More Ulster stars are on the way: ‘Abi Harrison of Waringstown is close to the senior squad but has been unlucky with injury, while Zara Craig (Eglinton) is still only 20 and very talented. Of the younger group, Rebecca Lowe and Grace Wilson from Civil Service North are very talented too.’
The next phase of Hunter’s life will be spent in Leinster, one of just 15 Ad Astra scholars at UCD. The programme is for ‘motivated students who can demonstrate high intellectual achievement, who want to reach further through undertaking a challenging university programme and develop their leadership skillset’, according to the college. Her three-year degree is health and performance science.
‘From there I’ll probably just play cricket for as long as I can whether in franchises or for Ireland. Ultimately, I want to get into physio, so I’ll take a conversion course and see where that takes me.’
She signed up with agent Niall O’Brien this year. ‘I was still in school so couldn’t commit but we’ve chatted about franchise things. I want to keep playing for Ireland and, if I do well, opportunities could arise which I’d really like to do.’

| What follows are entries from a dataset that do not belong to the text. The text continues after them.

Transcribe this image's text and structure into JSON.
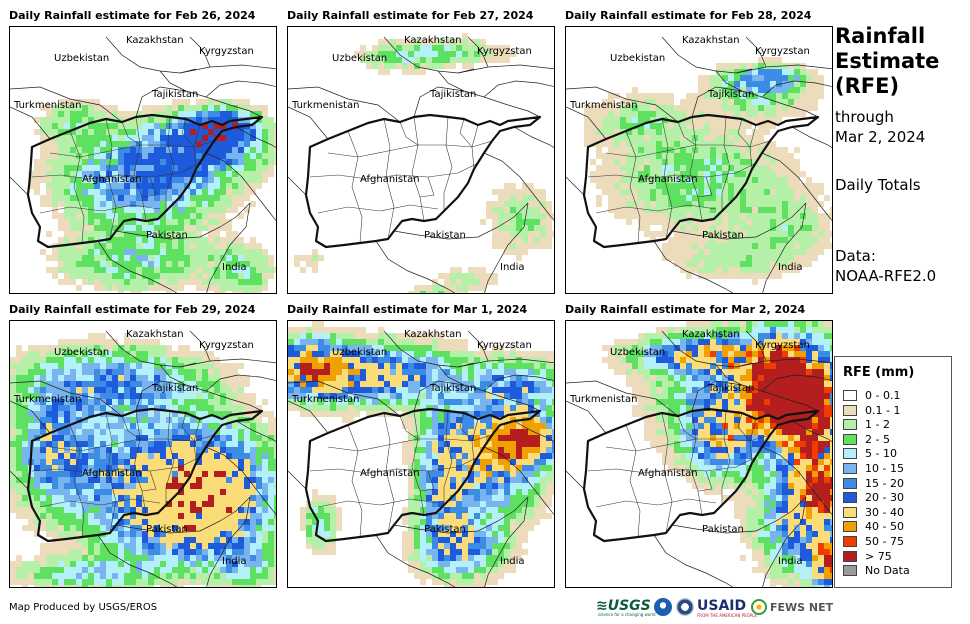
{
  "panels": [
    {
      "title": "Daily Rainfall estimate for Feb 26, 2024",
      "pattern": "moderate_center"
    },
    {
      "title": "Daily Rainfall estimate for Feb 27, 2024",
      "pattern": "mostly_dry"
    },
    {
      "title": "Daily Rainfall estimate for Feb 28, 2024",
      "pattern": "light_scattered"
    },
    {
      "title": "Daily Rainfall estimate for Feb 29, 2024",
      "pattern": "heavy_south"
    },
    {
      "title": "Daily Rainfall estimate for Mar 1, 2024",
      "pattern": "north_east_band"
    },
    {
      "title": "Daily Rainfall estimate for Mar 2, 2024",
      "pattern": "northeast_heavy"
    }
  ],
  "map_labels": {
    "uzbekistan": "Uzbekistan",
    "kazakhstan": "Kazakhstan",
    "kyrgyzstan": "Kyrgyzstan",
    "tajikistan": "Tajikistan",
    "turkmenistan": "Turkmenistan",
    "afghanistan": "Afghanistan",
    "pakistan": "Pakistan",
    "india": "India"
  },
  "sidebar": {
    "title_line1": "Rainfall",
    "title_line2": "Estimate",
    "title_line3": "(RFE)",
    "through_label": "through",
    "through_date": "Mar 2, 2024",
    "totals_label": "Daily Totals",
    "data_label": "Data:",
    "data_source": "NOAA-RFE2.0"
  },
  "legend": {
    "title": "RFE (mm)",
    "items": [
      {
        "label": "0 - 0.1",
        "color": "#ffffff"
      },
      {
        "label": "0.1 - 1",
        "color": "#ecdcbc"
      },
      {
        "label": "1 - 2",
        "color": "#b4f0a8"
      },
      {
        "label": "2 - 5",
        "color": "#5ee060"
      },
      {
        "label": "5 - 10",
        "color": "#b4f0fa"
      },
      {
        "label": "10 - 15",
        "color": "#78b4f0"
      },
      {
        "label": "15 - 20",
        "color": "#3c8ce6"
      },
      {
        "label": "20 - 30",
        "color": "#1e5adc"
      },
      {
        "label": "30 - 40",
        "color": "#fadc78"
      },
      {
        "label": "40 - 50",
        "color": "#f0a000"
      },
      {
        "label": "50 - 75",
        "color": "#f03c00"
      },
      {
        "label": "> 75",
        "color": "#b41e1e"
      },
      {
        "label": "No Data",
        "color": "#9a9a9a"
      }
    ]
  },
  "credit": "Map Produced by USGS/EROS",
  "logos": {
    "usgs": "≋USGS",
    "usgs_tagline": "science for a changing world",
    "usaid": "USAID",
    "usaid_tagline": "FROM THE AMERICAN PEOPLE",
    "fews": "FEWS NET",
    "noaa_icon": "noaa-logo-icon",
    "seal_icon": "seal-logo-icon",
    "fews_icon": "globe-icon"
  }
}
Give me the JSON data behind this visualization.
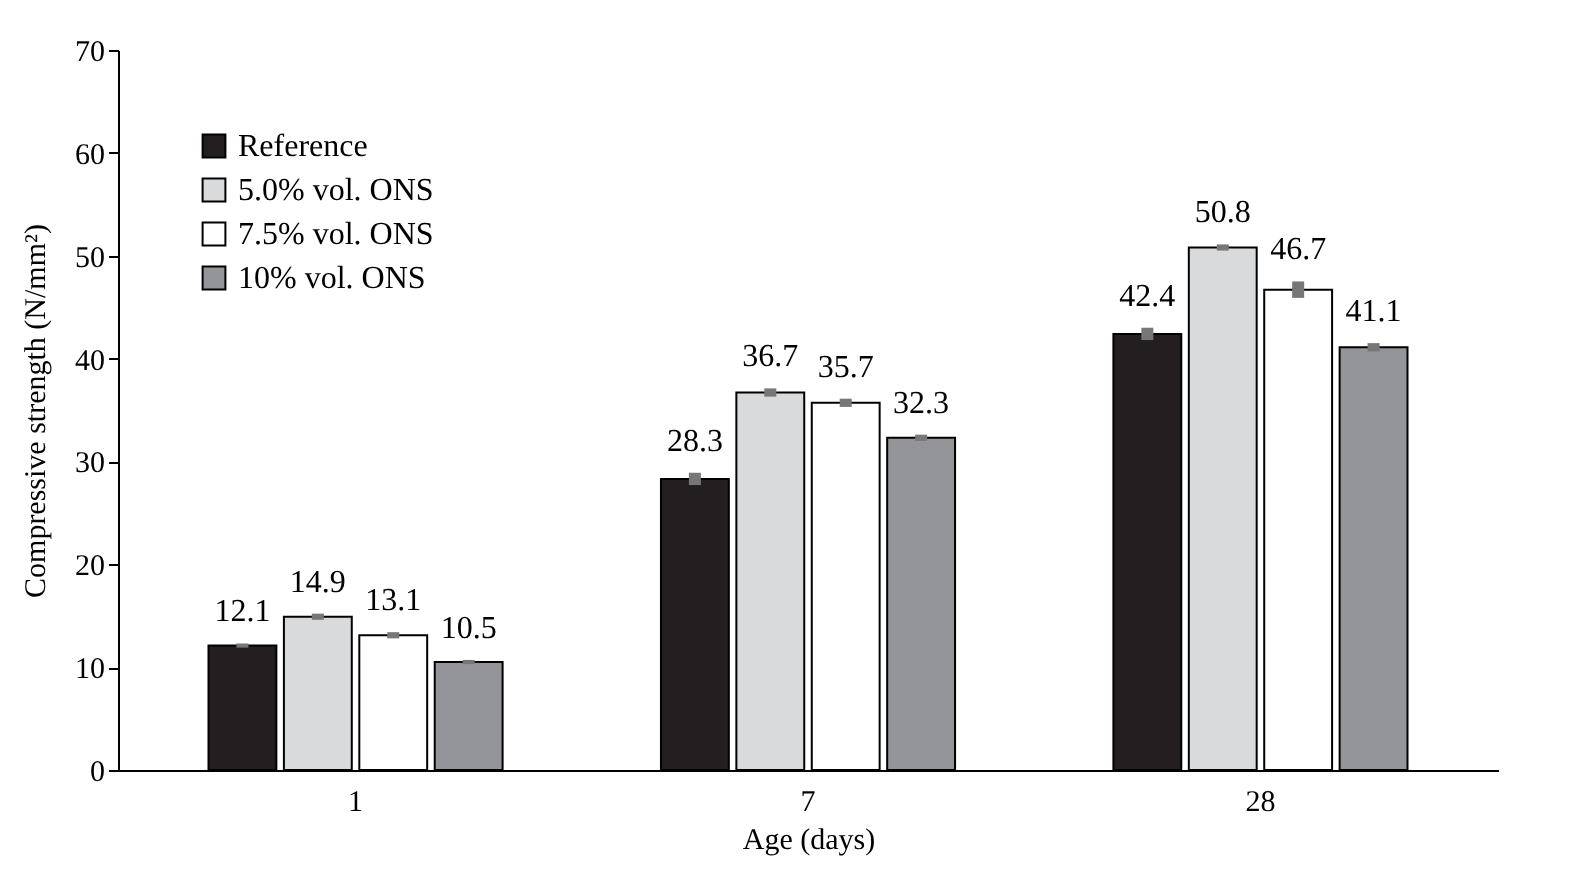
{
  "chart_data": {
    "type": "bar",
    "xlabel": "Age (days)",
    "ylabel": "Compressive strength (N/mm²)",
    "categories": [
      "1",
      "7",
      "28"
    ],
    "series": [
      {
        "name": "Reference",
        "color": "#231f20",
        "values": [
          12.1,
          28.3,
          42.4
        ],
        "errors": [
          0.2,
          0.6,
          0.6
        ]
      },
      {
        "name": "5.0% vol. ONS",
        "color": "#d9dadb",
        "values": [
          14.9,
          36.7,
          50.8
        ],
        "errors": [
          0.3,
          0.4,
          0.3
        ]
      },
      {
        "name": "7.5% vol. ONS",
        "color": "#ffffff",
        "values": [
          13.1,
          35.7,
          46.7
        ],
        "errors": [
          0.3,
          0.4,
          0.8
        ]
      },
      {
        "name": "10% vol. ONS",
        "color": "#939598",
        "values": [
          10.5,
          32.3,
          41.1
        ],
        "errors": [
          0.2,
          0.3,
          0.4
        ]
      }
    ],
    "ylim": [
      0,
      70
    ],
    "yticks": [
      0,
      10,
      20,
      30,
      40,
      50,
      60,
      70
    ],
    "grid": false,
    "legend": "top left",
    "data_labels": true
  }
}
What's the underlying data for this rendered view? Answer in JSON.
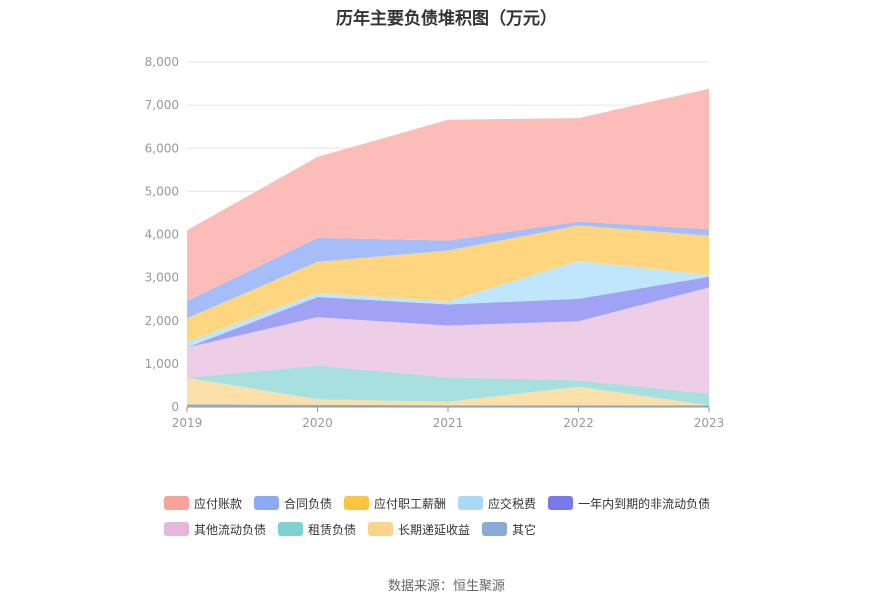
{
  "chart_data": {
    "type": "area",
    "stacked": true,
    "title": "历年主要负债堆积图（万元）",
    "x": [
      "2019",
      "2020",
      "2021",
      "2022",
      "2023"
    ],
    "yticks": [
      "0",
      "1,000",
      "2,000",
      "3,000",
      "4,000",
      "5,000",
      "6,000",
      "7,000",
      "8,000"
    ],
    "ylim": [
      0,
      8000
    ],
    "grid": true,
    "legend_position": "bottom",
    "series": [
      {
        "name": "其它",
        "color": "#8eb0d8",
        "values": [
          60,
          50,
          40,
          40,
          40
        ]
      },
      {
        "name": "长期递延收益",
        "color": "#fbe0aa",
        "values": [
          620,
          130,
          80,
          430,
          0
        ]
      },
      {
        "name": "租赁负债",
        "color": "#a8e0e0",
        "values": [
          0,
          780,
          570,
          150,
          270
        ]
      },
      {
        "name": "其他流动负债",
        "color": "#eecde6",
        "values": [
          700,
          1120,
          1200,
          1370,
          2460
        ]
      },
      {
        "name": "一年内到期的非流动负债",
        "color": "#a0a3f3",
        "values": [
          0,
          470,
          490,
          520,
          250
        ]
      },
      {
        "name": "应交税费",
        "color": "#bfe6fb",
        "values": [
          130,
          100,
          70,
          880,
          40
        ]
      },
      {
        "name": "应付职工薪酬",
        "color": "#fed680",
        "values": [
          550,
          720,
          1180,
          820,
          910
        ]
      },
      {
        "name": "合同负债",
        "color": "#a5bdf9",
        "values": [
          400,
          550,
          230,
          90,
          150
        ]
      },
      {
        "name": "应付账款",
        "color": "#fcbdb8",
        "values": [
          1640,
          1880,
          2800,
          2400,
          3260
        ]
      }
    ],
    "legend": [
      {
        "name": "应付账款",
        "color": "#f8a299"
      },
      {
        "name": "合同负债",
        "color": "#8ba9f5"
      },
      {
        "name": "应付职工薪酬",
        "color": "#fec340"
      },
      {
        "name": "应交税费",
        "color": "#aad9f8"
      },
      {
        "name": "一年内到期的非流动负债",
        "color": "#7779ec"
      },
      {
        "name": "其他流动负债",
        "color": "#e6b6dd"
      },
      {
        "name": "租赁负债",
        "color": "#7fd2d2"
      },
      {
        "name": "长期递延收益",
        "color": "#fbd48c"
      },
      {
        "name": "其它",
        "color": "#8aaad6"
      }
    ]
  },
  "source": "数据来源：恒生聚源"
}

Before that is the small matter of five games against the world’s No 2 side over the next week, albeit one with just two survivors from the World Cup final two years ago in Tammy Beaumont and captain Kate Cross.
Joyce is excited about his young batter’s potential, and points at her work ethic: ‘If I put her down for a three-hour net she’d be there till the end, wanting to keep batting.
‘She wants to get hundreds, wants to wave the bat to the crowd at the end, getting the glory, which I love to see. She has a great hunger for batting.’